Víctor Manuel Martínez.-

Hace muchos años, los partidos opositores al gobierno, en ese entonces encarnado en el invicto Partido Revolucionario Institucional, se jactaban de una vida interna democrática, y aunque jamás ganaban una sola elección, se consideraban orgullosos de militar en institutos políticos donde no se practicaban las imposiciones. Por aquellos tiempos, aun no se había inaugurado la alternancia en nuestro país, e incluso casi se veía imposible que algún día sucediera, pues la maquinaria de ese partido funcionaba de forma casi perfecta, sostenida en el corporativismo gracias a los sindicatos y centrales obreras y un sistema electoral con muchos fallos que permitían que fuera inseguro y sujeto a fraudes de toda calaña. Tan se creían imbatibles los tricolores, que tampoco aplicaban democracia en su vida interna, y se hizo famoso el dedazo, que era que resultaba beneficiado con una candidatura aquel militante que fuera señalado por el dedo índice del presidente de la república en turno, o en el caso de las entidades del país, el gobernador del estado. Pero llegó el tiempo en que el sistema electoral fue mejorando con mejores candados, crecieron los partidos pequeños, y un día se dio la alternancia y entonces todo empezó a cambiar. Lo peor es que parece que fue para mal en muchos casos, porque ahora aquellos pequeños partidos que aunque tenían una escasa militancia se enorgullecían de manejarse internamente con democracia, haciendo convenciones para elegir por votación interna de los militantes a sus candidatos o dirigentes partidistas. Pero luego de la alternancia en la presidencia de la república, ganada en dos ocasiones por los candidatos de Acción Nacional, Vicente Fox Quezada y Felipe Calderón Hinojosa, y de representantes del PRD y otros partidos en gubernaturas y alcaldías de toda la República Mexicana, estos empezaron a tener una mayor ambición por lograr victorias al ver que no era imposible, y a copiar los vicios del viejo PRI en cuanto a la imposición de candidatos, muchas veces impopulares, y entonces todos los partidos empezaron a parecerse, y solo así se explica que puedan pasarse de la noche a la mañana de un partido a otro como si nada.

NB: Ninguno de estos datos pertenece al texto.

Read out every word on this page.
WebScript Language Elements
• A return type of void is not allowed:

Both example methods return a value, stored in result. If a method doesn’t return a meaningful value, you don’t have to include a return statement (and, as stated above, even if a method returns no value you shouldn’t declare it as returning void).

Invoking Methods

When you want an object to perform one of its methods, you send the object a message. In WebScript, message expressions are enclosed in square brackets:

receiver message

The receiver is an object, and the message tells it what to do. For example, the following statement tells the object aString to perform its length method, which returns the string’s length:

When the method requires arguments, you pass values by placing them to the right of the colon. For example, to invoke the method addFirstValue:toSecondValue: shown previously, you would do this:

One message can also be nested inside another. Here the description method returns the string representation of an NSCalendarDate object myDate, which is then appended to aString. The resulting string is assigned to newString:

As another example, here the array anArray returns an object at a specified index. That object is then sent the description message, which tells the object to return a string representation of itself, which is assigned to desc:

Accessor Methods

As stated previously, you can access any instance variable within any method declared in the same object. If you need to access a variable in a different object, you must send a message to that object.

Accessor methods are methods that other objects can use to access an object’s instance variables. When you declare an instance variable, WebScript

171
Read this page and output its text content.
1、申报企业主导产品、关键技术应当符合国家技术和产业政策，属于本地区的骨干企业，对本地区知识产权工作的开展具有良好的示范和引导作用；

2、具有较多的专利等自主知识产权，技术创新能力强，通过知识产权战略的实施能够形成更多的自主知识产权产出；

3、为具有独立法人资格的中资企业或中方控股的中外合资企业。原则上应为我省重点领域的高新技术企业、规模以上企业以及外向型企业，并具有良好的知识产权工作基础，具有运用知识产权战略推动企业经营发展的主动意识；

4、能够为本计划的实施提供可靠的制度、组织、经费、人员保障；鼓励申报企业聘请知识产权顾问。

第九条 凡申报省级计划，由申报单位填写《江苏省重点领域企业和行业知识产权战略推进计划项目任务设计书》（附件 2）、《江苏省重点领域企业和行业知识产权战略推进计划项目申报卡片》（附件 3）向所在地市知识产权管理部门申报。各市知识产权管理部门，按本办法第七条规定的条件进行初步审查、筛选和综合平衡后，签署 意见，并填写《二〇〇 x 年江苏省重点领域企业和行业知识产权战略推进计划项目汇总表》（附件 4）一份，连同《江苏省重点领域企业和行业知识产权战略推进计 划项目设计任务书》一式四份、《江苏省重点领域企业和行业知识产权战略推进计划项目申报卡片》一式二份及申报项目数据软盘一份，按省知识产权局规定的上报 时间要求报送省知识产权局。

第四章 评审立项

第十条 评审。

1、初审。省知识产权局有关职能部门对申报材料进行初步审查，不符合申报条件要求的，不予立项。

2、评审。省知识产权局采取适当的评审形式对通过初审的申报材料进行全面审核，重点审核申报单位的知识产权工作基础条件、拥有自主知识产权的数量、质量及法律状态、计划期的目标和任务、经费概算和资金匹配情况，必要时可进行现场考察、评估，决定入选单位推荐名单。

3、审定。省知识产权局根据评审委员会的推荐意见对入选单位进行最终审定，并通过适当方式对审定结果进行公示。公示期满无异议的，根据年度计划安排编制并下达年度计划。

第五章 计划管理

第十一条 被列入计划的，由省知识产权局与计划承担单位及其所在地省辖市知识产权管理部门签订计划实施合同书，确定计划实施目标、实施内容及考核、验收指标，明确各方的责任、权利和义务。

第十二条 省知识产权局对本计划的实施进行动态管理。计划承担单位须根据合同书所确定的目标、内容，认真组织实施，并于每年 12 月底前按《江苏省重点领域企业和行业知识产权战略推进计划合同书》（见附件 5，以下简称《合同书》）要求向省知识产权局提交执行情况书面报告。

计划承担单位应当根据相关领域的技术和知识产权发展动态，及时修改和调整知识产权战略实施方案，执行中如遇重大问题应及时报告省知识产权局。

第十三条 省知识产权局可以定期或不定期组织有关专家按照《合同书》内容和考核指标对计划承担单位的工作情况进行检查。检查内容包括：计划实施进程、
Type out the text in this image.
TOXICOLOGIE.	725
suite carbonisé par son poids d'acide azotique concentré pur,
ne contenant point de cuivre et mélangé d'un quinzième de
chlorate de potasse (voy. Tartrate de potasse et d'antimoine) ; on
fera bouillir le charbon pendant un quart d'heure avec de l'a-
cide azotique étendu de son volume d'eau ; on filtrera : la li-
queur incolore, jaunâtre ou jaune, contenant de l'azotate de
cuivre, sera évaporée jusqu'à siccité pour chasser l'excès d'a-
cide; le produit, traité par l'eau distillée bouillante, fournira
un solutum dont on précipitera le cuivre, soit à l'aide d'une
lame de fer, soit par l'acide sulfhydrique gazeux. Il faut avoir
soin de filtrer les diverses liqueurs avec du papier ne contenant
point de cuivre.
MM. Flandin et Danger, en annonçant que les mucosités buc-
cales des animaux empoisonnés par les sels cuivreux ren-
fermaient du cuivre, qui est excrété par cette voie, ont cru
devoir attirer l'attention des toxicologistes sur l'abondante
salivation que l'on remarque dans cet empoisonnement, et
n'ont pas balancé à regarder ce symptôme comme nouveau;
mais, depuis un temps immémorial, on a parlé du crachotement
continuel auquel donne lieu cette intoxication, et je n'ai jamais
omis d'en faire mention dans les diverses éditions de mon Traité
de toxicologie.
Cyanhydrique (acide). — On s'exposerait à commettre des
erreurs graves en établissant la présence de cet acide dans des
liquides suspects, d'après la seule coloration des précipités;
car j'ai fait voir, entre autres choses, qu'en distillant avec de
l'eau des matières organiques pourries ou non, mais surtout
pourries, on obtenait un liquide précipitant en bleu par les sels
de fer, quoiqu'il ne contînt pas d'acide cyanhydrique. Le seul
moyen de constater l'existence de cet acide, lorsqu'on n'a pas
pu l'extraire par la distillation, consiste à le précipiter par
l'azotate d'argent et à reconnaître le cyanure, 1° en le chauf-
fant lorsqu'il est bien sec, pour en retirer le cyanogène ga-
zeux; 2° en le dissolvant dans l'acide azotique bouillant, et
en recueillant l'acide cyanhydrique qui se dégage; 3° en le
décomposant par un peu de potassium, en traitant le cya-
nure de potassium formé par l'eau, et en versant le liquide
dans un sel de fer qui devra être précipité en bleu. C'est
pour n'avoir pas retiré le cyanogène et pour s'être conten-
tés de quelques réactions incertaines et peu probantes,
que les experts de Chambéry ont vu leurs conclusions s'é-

Sería muy bueno que en todos los partidos, y por disposición del propio Instituto Nacional Electoral se promoviera una mayor democracia, de manera que se acostumbraran todos los mexicanos que militan en un partido u otro a las convenciones, donde no solo revisen sus reglamentos y postulados, sino que elijan a sus abanderados de pleno consenso. Desde ahí, desde el interior de los propios partidos, empieza la democracia. Ya se logró un importantísimo avance al lograrse las candidaturas equitativas en cuanto al género, y ahora debieran de instituirse las convenciones de militantes, cosa que debe impulsar el INE.